Peter Oborne has resigned from his post of chief political commentator at the Daily Telegraph. Reasons given:- that out of deference to its advertisers the Telegraph did not cover the HSBC tax evasion scandal and also because the old conservative (small and big “C”) newspaper has been losing its direction and its traditional readership.
I had some sympathy with him because Private Eye has been reporting passim the way the Daily Telegraph has been dumbing down for the new digital age. I’m happy to harrumph along with Peter Oborne that the editor has now been replaced by three “Heads of Content” and that they have lost touch with their conservative readership in pursuit of the clicking generation.
Solecisms, unthinkable until very recently, are now commonplace. Recently readers were introduced to someone called the Duke of Wessex. Prince Edward is the Earl of Wessex. There was a front page story about deer-hunting. It was actually about deer-stalking, a completely different activity. Obviously the management don’t care about nice distinctions like this. But the readers do, and the Telegraph took great care to get these things right until very recently.”
Getting deer stalking and deer hunting confused may make yer Guardianasta smirk, but if a good publication appears ignorant to its usual readers, it will lose them. A lumber magazine produced in the USA calling two-by-fours four-by-twos would piss off those who would subscribe to it, (though I can’t but laugh over mixing up the royal Wurzels.). But not covering a significant story about tax dodging for commercial reasons is a black mark against a solid newspaper.
However a friend of mine has a different take:-
“On Monday, the Telegraph claimed that somebody called “Baruch Dayan” had left a note commemorating the murder of the security guard at the Copenhagen synagogue. That’s part of the honorarium in Hebrew for a dead person, not a name.
So yes, The Telegraph is a shit newspaper. As Oborne notes, it doesn’t know the difference between “deer hunting” and “deer stalking” either.
All newspapers are shit at the moment. The reason is simple. People won’t pay for news, and so newspapers don’t employ competent reporters. They report opinion piece writers who state stupid ideas, as clickbait.
The Telegraph is particularly guilty of this. And Oborne was a prime mover of the ‘troll your readers’ movement that has taken over “news reporting”.
I’d add that Oborne’s piece on Interpal and UWT were a disgrace and whitewash. These are charities which exist to funnel money to Hamas and the Muslim Brotherhood movement.
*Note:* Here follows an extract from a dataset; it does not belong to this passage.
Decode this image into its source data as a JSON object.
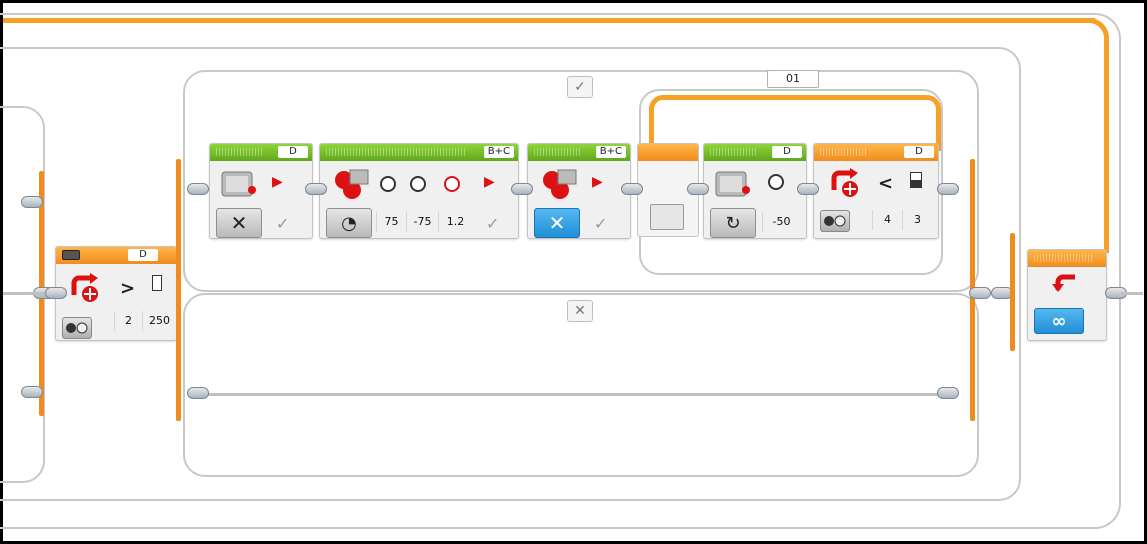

Oborne defends them because he’s a partisan supporter of the Muslim Brotherhood. I suspect that what motivates Oborne in his affection for these organisations is part genuine belief in the virtue of their politics, and part admiration for the fact that they’re fighting the Jews. Ditto his perspective on Iran and its nuclear programme and his Dispatches on the Israel Lobby.
At the end of last year, Oborne spoke at the IHRC conference on Islamophobia. The IHRC is an Islamic Republic of Iran aligned “human rights” organisation which proposes a vision of “Islamic human rights” that – unlike normative human rights – is free from Zionist Jewish influence.
Oborne makes some charges about The Telegraph’s coverage of HSBC. I haven’t taken my news on the most recent HSBC scandal from The Telegraph, so I don’t know whether his complaints have legs. They might do. I quite often note the failure of major newspapers to report properly on issues, and am prepared to ascribe the worst of motives to that default. But, given that HSBC is in Oborne’s cross-hairs primarily because he disagrees with their risk based decision to stop providing banking services to people with clear jihadist connections – something that the US enforces against as mercilessly as they pursue tax evasion – I suspect that this is the major driver of his fallout with The Telegraph.
Oborne is like a character from a Le Carre novel. I bet he sees himself as a sort of George Smiley character: the last surviving upholder of English values, whose wife’s sexual betrayal is a metaphor for the ‘cuckolding’ of Britain by the modern age.
He is a very particular kind of Englishman, disappointed. My guess is that he’ll shortly announce his move to Al Jazeera or, like The Guardian’s David Hearst, the Hamas thinktank, Middle East Monitor.”
Update:- The Torygruff has again done itself no honour with its blustering editorial, which actually sounds a bit like George Galloway. it ignores a huge fact – i.e. that its senior political commenter has quit over the HSBC issue; it flails around at lefty publications like the BBC and The Guardian; it boasts of its past glories; and it closes its comments.